Have an interesting error design scenario I have been struggling with working on the encoding stuff. To set the stage, I am working on decoders which are reading bytes and putting them into some structures. Decoders are generally more complicated than encoders, because there are more failure scenarios. Inefficient data, malformed data, invalid data, protocol violations, resource limits…all of these just doesn’t happen when encoding. And these error variants can be unique per-decoder type, so it is tough to just enumerate a handful.

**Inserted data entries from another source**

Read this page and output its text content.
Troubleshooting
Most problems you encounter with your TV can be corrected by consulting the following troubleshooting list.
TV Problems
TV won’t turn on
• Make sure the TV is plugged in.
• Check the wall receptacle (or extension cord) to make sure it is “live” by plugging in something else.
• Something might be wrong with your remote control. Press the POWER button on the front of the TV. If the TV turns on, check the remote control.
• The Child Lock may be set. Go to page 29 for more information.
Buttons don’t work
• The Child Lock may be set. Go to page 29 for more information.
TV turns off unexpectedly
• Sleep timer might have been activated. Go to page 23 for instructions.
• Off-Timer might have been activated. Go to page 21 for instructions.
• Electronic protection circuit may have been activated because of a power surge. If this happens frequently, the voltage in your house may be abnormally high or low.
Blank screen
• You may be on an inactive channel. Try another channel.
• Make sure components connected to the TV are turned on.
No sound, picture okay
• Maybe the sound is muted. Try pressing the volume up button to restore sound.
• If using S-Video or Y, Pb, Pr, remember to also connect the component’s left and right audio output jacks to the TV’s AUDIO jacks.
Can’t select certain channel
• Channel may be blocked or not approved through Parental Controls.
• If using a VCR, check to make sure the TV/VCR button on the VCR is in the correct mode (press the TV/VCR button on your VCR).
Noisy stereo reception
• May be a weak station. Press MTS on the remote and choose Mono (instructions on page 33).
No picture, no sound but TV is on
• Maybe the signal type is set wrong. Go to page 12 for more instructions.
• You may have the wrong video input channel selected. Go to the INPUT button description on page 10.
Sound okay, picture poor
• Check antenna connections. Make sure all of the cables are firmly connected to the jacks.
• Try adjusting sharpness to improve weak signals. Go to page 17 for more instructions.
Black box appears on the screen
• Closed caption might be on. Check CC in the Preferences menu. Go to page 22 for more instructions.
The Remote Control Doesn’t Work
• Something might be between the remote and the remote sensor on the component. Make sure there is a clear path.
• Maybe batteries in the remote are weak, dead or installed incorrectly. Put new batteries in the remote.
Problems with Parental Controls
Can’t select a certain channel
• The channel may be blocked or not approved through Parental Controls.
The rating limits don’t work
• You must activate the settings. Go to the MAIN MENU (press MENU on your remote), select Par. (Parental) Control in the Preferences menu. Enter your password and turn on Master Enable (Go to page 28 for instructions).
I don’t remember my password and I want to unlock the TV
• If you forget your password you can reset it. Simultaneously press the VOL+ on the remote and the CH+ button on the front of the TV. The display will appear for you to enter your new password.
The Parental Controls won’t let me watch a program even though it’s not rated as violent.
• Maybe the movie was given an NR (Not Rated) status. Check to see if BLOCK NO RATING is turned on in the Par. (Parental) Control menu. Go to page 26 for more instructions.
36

When decoding, especially for the bitcoin domain, we are often composing decoders together. A header decoder is made up of six inner decoders, which are composed of other more primitive decoders (e.g. “4 byte array decoder”). So what is the type of error returned by that high level header decoder? Technically it is a large enumeration of all the inner decoder error types. If there are only two inner decoders, the error type is an enum of the first error and the second error.
Sum Type
pub enum Either<L, R> {
First(L),
Second(R),
}
A sum type which enumerates two error conditions.
As the decoder nesting gets more complex, the type of the error gets more complex.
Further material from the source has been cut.